The resumption case study focuses on a set of language-internal splits in when resumptive pronouns occur in A’-movement dependencies in Atchan. I show that in certain syntactic positions (like extraction of PP objects), all extraction gives rise to resumptive pronouns, while in other syntactic positions (like extraction of subjects), only extraction of pronouns—not extraction of lexical nominals—gives rise to resumption. I argue that this empirical observation provides evidence that two distinct mechanisms, both prominence requirements (Landau 2006; van Urk 2018; Scott 2021; Georgi and Amaechi 2022) and cliticization (Nunes 2004; Kandybowicz 2006; Harizanov 2014; Kramer 2014), are needed to capture resumptive pronouns in movement dependencies across languages.

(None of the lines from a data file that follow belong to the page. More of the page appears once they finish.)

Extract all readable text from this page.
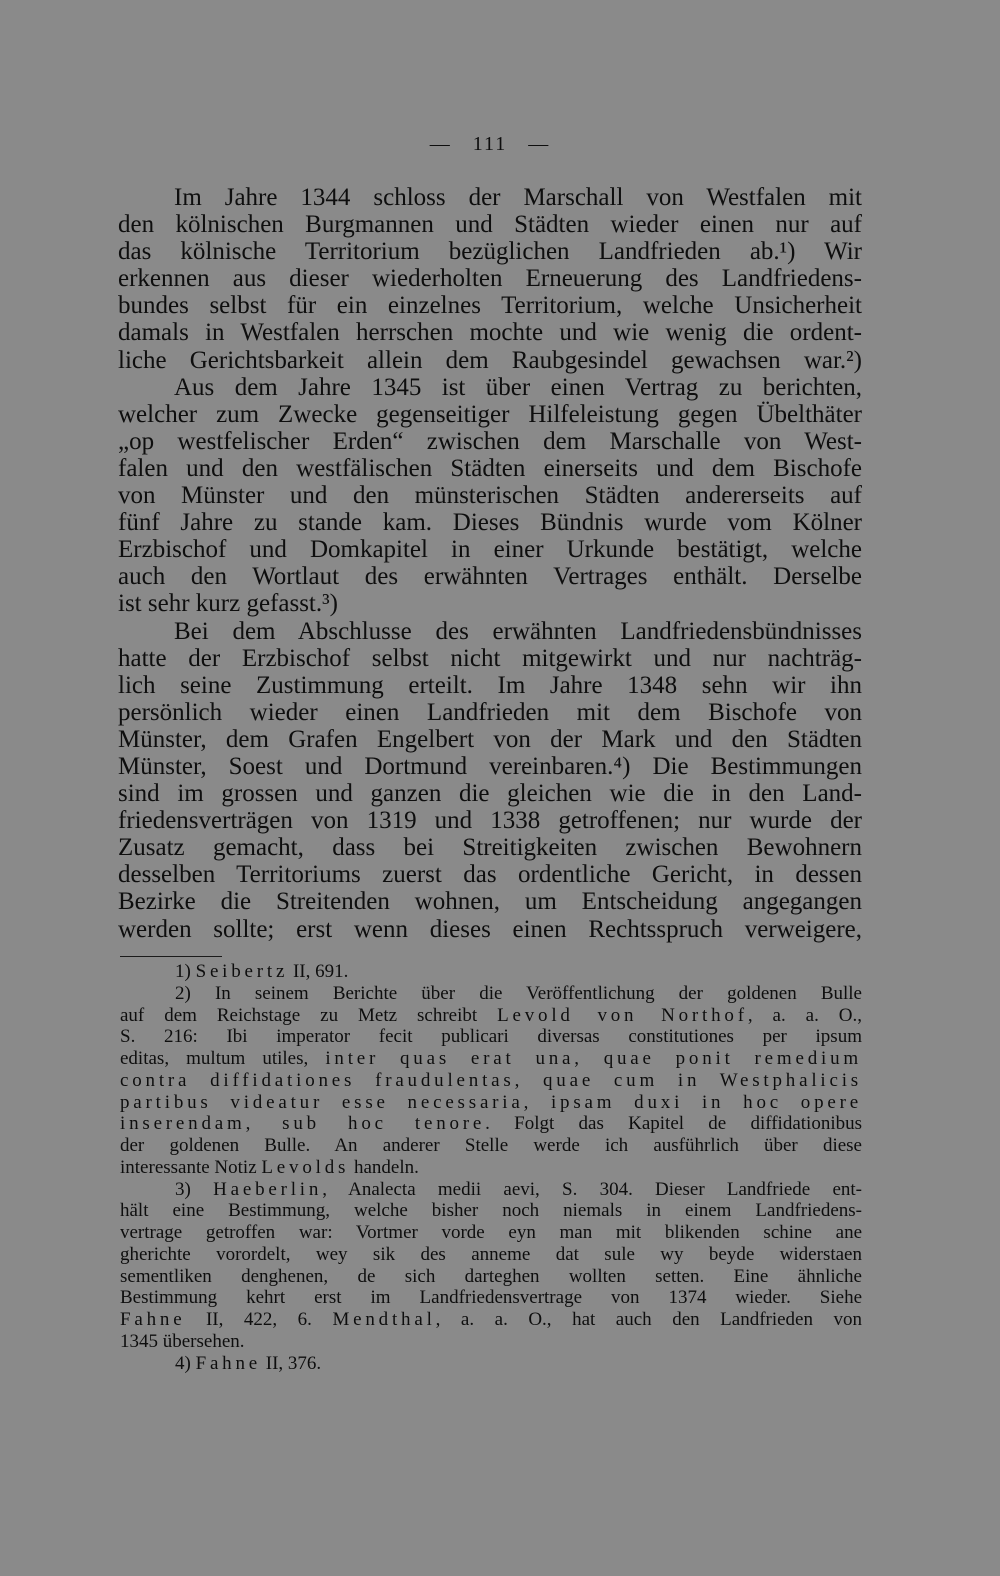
— 111 —
Im Jahre 1344 schloss der Marschall von Westfalen mit
den kölnischen Burgmannen und Städten wieder einen nur auf
das kölnische Territorium bezüglichen Landfrieden ab.¹) Wir
erkennen aus dieser wiederholten Erneuerung des Landfriedens-
bundes selbst für ein einzelnes Territorium, welche Unsicherheit
damals in Westfalen herrschen mochte und wie wenig die ordent-
liche Gerichtsbarkeit allein dem Raubgesindel gewachsen war.²)
Aus dem Jahre 1345 ist über einen Vertrag zu berichten,
welcher zum Zwecke gegenseitiger Hilfeleistung gegen Übelthäter
„op westfelischer Erden“ zwischen dem Marschalle von West-
falen und den westfälischen Städten einerseits und dem Bischofe
von Münster und den münsterischen Städten andererseits auf
fünf Jahre zu stande kam. Dieses Bündnis wurde vom Kölner
Erzbischof und Domkapitel in einer Urkunde bestätigt, welche
auch den Wortlaut des erwähnten Vertrages enthält. Derselbe
ist sehr kurz gefasst.³)
Bei dem Abschlusse des erwähnten Landfriedensbündnisses
hatte der Erzbischof selbst nicht mitgewirkt und nur nachträg-
lich seine Zustimmung erteilt. Im Jahre 1348 sehn wir ihn
persönlich wieder einen Landfrieden mit dem Bischofe von
Münster, dem Grafen Engelbert von der Mark und den Städten
Münster, Soest und Dortmund vereinbaren.⁴) Die Bestimmungen
sind im grossen und ganzen die gleichen wie die in den Land-
friedensverträgen von 1319 und 1338 getroffenen; nur wurde der
Zusatz gemacht, dass bei Streitigkeiten zwischen Bewohnern
desselben Territoriums zuerst das ordentliche Gericht, in dessen
Bezirke die Streitenden wohnen, um Entscheidung angegangen
werden sollte; erst wenn dieses einen Rechtsspruch verweigere,
1) Seibertz II, 691.
2) In seinem Berichte über die Veröffentlichung der goldenen Bulle
auf dem Reichstage zu Metz schreibt Levold von Northof, a. a. O.,
S. 216: Ibi imperator fecit publicari diversas constitutiones per ipsum
editas, multum utiles, inter quas erat una, quae ponit remedium
contra diffidationes fraudulentas, quae cum in Westphalicis
partibus videatur esse necessaria, ipsam duxi in hoc opere
inserendam, sub hoc tenore. Folgt das Kapitel de diffidationibus
der goldenen Bulle. An anderer Stelle werde ich ausführlich über diese
interessante Notiz Levolds handeln.
3) Haeberlin, Analecta medii aevi, S. 304. Dieser Landfriede ent-
hält eine Bestimmung, welche bisher noch niemals in einem Landfriedens-
vertrage getroffen war: Vortmer vorde eyn man mit blikenden schine ane
gherichte vorordelt, wey sik des anneme dat sule wy beyde widerstaen
sementliken denghenen, de sich darteghen wollten setten. Eine ähnliche
Bestimmung kehrt erst im Landfriedensvertrage von 1374 wieder. Siehe
Fahne II, 422, 6. Mendthal, a. a. O., hat auch den Landfrieden von
1345 übersehen.
4) Fahne II, 376.
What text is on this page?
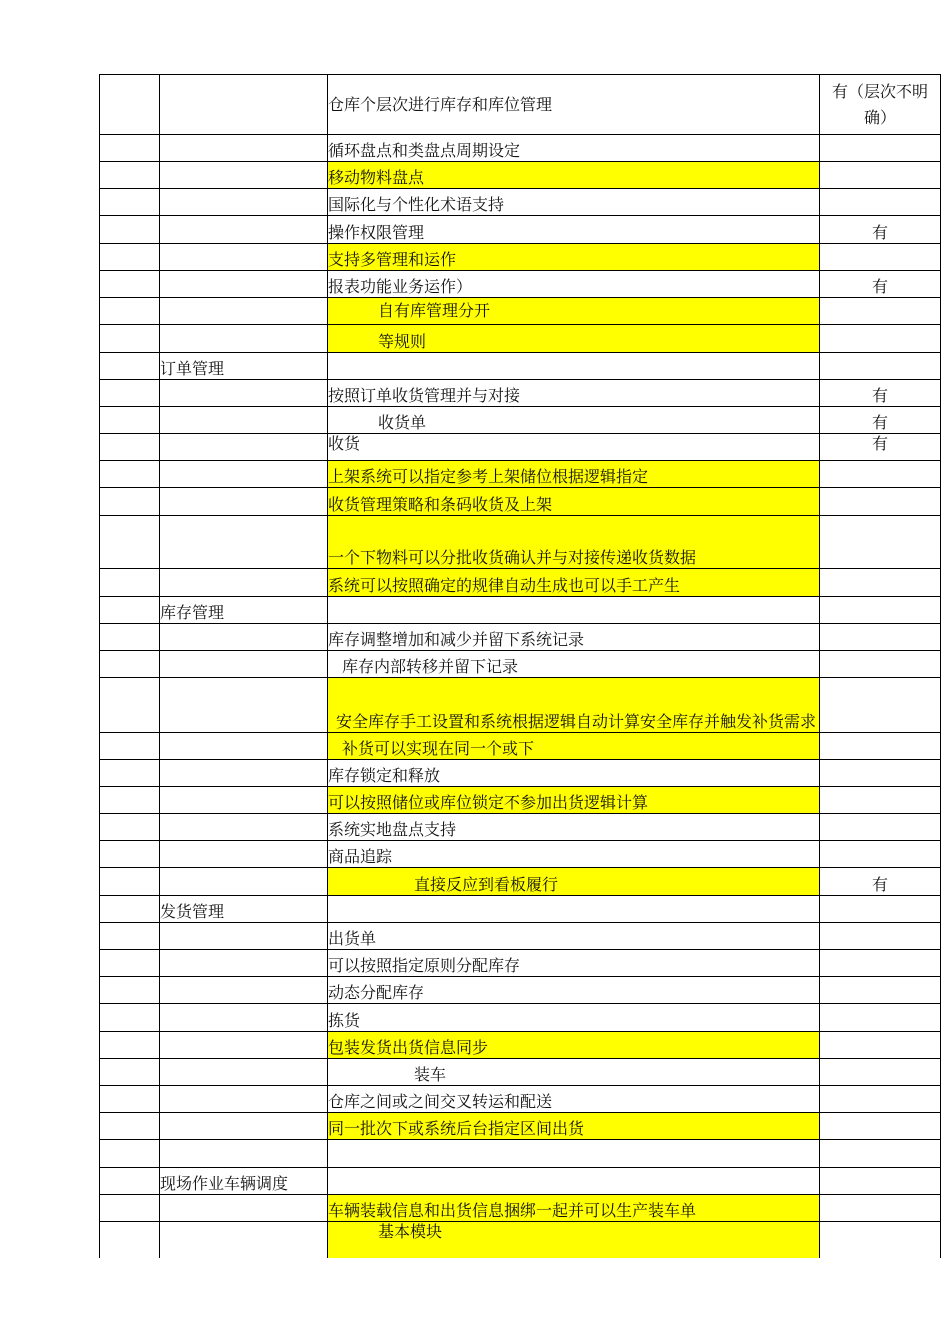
		仓库个层次进行库存和库位管理	有（层次不明确）
		循环盘点和类盘点周期设定	
		移动物料盘点	
		国际化与个性化术语支持	
		操作权限管理	有
		支持多管理和运作	
		报表功能业务运作）	有
		自有库管理分开	
		等规则	
	订单管理		
		按照订单收货管理并与对接	有
		收货单	有
		收货	有
		上架系统可以指定参考上架储位根据逻辑指定	
		收货管理策略和条码收货及上架	
		一个下物料可以分批收货确认并与对接传递收货数据	
		系统可以按照确定的规律自动生成也可以手工产生	
	库存管理		
		库存调整增加和减少并留下系统记录	
		库存内部转移并留下记录	
		安全库存手工设置和系统根据逻辑自动计算安全库存并触发补货需求	
		补货可以实现在同一个或下	
		库存锁定和释放	
		可以按照储位或库位锁定不参加出货逻辑计算	
		系统实地盘点支持	
		商品追踪	
		直接反应到看板履行	有
	发货管理		
		出货单	
		可以按照指定原则分配库存	
		动态分配库存	
		拣货	
		包装发货出货信息同步	
		装车	
		仓库之间或之间交叉转运和配送	
		同一批次下或系统后台指定区间出货	

	现场作业车辆调度		
		车辆装载信息和出货信息捆绑一起并可以生产装车单	
		基本模块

The second case study focuses on a disjointness-marking 3SG pronoun in Atchan, which I term the obviative. I document a range of disjointness effects that the obviative exhibits, arguing that it must be interpreted as disjoint from the highest nominal in the matrix clause’s information-structural periphery. I provide an analysis of the obviative’s behavior that is rooted in obligatory semantic binding. In particular, I propose that the obviative introduces a presupposition that its referent not be identical to another variable. This additional variable is semantically bound by the highest nominal in the matrix-clause information-structural periphery. The presuppositional angle of this analysis recalls Bassi et al.’s (2023) treatment of logophoric pronouns as presuppositional in nature; in contrast, however, this dissertation’s case study includes the proposal that presuppositional obligatory-binding effects can have the surface profile of obligatory disjointness.